The most baffling thing to me about this whole double-knitting exercise at the gamma-irradiated swatch stage were these two parts of the pattern instructions:

"When working with two colors, double-knit, you must always move both yarns together. That is, both yarns should either be in front or in back of the work, never one in front and one in back."

Check. Understood. But then:
"*K1 CC, sl 1 purlwise* across row to border.
Turn and work back the same *K1 CC, sl 1 purlwise*."
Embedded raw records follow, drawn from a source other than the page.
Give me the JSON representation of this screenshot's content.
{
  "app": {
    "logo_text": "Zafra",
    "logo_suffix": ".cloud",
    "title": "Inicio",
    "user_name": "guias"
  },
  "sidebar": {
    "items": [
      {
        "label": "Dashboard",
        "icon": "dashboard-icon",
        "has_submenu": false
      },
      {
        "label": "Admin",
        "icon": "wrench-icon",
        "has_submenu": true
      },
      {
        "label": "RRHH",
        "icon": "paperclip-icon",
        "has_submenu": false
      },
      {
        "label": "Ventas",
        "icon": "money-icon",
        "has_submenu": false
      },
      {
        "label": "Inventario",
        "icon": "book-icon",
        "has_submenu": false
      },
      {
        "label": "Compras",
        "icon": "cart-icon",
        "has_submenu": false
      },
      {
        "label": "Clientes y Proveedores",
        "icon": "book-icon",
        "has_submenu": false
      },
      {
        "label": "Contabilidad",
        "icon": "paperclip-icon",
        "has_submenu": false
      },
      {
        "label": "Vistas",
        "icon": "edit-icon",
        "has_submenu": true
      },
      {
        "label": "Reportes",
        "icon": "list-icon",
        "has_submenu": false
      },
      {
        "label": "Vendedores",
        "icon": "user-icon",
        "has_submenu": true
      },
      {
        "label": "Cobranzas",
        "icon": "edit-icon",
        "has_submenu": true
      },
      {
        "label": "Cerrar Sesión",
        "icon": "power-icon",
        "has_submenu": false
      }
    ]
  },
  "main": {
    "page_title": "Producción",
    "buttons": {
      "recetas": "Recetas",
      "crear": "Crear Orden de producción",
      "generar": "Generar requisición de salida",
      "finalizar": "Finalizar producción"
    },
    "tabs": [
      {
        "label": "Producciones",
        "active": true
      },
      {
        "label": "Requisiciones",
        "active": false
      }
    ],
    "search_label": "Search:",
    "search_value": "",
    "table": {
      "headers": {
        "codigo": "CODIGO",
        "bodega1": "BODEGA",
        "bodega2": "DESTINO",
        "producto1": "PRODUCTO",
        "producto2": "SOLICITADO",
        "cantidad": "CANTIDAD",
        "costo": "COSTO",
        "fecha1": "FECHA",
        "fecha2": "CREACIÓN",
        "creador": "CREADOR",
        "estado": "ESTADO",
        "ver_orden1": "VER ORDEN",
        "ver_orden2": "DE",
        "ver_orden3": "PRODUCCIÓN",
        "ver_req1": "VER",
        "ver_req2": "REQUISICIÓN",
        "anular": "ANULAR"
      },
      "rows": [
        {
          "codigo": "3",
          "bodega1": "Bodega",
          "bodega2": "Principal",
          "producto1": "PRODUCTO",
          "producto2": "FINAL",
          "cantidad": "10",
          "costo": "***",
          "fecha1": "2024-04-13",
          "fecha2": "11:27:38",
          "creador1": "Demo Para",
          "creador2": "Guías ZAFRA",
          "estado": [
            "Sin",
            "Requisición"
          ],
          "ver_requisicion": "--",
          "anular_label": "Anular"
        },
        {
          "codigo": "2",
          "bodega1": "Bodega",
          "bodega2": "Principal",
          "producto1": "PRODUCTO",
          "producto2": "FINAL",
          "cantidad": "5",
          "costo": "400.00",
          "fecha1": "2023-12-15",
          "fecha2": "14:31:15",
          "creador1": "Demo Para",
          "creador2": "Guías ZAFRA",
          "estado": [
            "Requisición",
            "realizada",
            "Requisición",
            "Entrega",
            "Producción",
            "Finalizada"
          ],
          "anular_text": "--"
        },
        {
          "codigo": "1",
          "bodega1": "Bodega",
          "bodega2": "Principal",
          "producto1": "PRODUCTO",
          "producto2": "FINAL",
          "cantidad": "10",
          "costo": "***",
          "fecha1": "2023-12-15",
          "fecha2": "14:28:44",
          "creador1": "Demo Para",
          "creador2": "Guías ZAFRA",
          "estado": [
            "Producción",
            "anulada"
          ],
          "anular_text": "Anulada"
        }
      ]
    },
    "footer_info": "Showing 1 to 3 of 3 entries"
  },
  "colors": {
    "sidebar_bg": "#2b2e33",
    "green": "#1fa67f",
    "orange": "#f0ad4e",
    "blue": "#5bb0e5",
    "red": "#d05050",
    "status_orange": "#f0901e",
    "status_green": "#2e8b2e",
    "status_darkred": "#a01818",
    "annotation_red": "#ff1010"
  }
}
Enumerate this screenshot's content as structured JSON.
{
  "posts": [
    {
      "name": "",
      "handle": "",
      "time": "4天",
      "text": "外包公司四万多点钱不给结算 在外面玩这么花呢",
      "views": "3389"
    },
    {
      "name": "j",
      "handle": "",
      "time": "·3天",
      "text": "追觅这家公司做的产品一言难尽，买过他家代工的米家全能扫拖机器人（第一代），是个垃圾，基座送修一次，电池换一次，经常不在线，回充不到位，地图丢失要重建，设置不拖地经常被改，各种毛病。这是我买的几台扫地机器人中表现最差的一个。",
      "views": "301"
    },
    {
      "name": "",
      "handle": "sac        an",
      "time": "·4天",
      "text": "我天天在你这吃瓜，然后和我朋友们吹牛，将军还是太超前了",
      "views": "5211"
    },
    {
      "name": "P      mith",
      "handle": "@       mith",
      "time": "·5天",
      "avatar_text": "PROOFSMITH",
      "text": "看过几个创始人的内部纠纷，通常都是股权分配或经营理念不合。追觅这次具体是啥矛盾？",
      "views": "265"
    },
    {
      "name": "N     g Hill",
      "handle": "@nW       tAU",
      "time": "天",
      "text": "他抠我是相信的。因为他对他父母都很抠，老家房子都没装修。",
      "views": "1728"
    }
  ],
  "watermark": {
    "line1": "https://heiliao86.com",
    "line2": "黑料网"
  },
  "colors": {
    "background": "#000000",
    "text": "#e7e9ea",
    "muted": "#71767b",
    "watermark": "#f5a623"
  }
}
Now, see above re: dumb cracker mind, but doesn't that mean that one lonely strand is moved aaaaaallll the way across the piece without being worked into it (because you're just slipping every other stitch, rather than doing anything with them). I pondered this for a while and was about to embark on something truly stupid until some uncharacteristically helpful spirit suggested I have a looksee at knittinghelp.com's video on double knitting, wherein I discovered that this slipping business is strictly for CHUMPS and SUCKERS, because you can just PURL those babies and not have any issues with sad, limp, and neglected strands of yarns. Rockstar.


From there, it was comparatively smooth sailing. Of course, it's just stockinette and garter stitch, which can be boring, but the contrasting colors and remembering to move the yarn back and forth correctly saved me from total boredom. I was also relieved to find that I could pretty easily fix any you-got-your-chocolate-in-my-peanut-butter errors when I moved the yarns improperly (usually just a matter of dropping and ducking stitches under the offending strand), although I did end up doing something monumentally stupid and more difficult to fix when I was trying to knit in the dark while volunteering at a Magnetic Fields concert at the Old Town School of Folk Music. (I do this all the time without fucking up much more difficult projects, so I'm going to blame the fact that I was ALSO trying to have a simultaneous conversation with another knitter about Firefly, Buffy, and the fact that Women & Children First has a monthly Buffy discussion, which I Did Not Know.)


The other difficulty I encountered with the project is that I am not nearly anal enough to responsibly handle a project that has 4 skeins of yarns going simultaneously (1 each for the body colors, plus 1 for each side of the border). When you add to my innate slovenliness to the fact that I knit the majority of this in the hospital during the ZK's month-long, life-threatening-illness-palooza, that is a metric assload of seriously tangled yarn under the bridge. My half-assed ways also led me to untangle just enough to make it through the row a lot of the time. This, in turn, led to some ugly-ass interfaces between the colored center and the borders. No problem, thought I! Wouldn't it be a nice little detail to have ACRES AND ACRES AND ACRES of applied I-Cord to mask that interface? ZOMG. It has been a while since knitting has brought me that close to seppuku. (But it does look really nice, if I do say so myself.) The other problem with the multi-skein nature is, of course, befuzzing. Before shipping off this baby, I shaved and lint-brushed it within an inch of its life, and STILL it has fuzzies, even if they are nanofuzzies that I can see.


Somewhere along the way, I did realize that red, cream, and blue ends up looking like the perfect blankie in which to swaddle your fresh batch of America baby, but by then I was so in love with the comedy gold of this blanket concept that I was happy to explain the premise with more zeal and commitment to the bit than wench's little man brought to his dragon-knight costume.

Just yesterday, I got my first picture of the bebe greatly enhancing the blanket's beauty. This was accompanied by a sly note from one parent noting that she clearly prefers the red side. Let the games begin!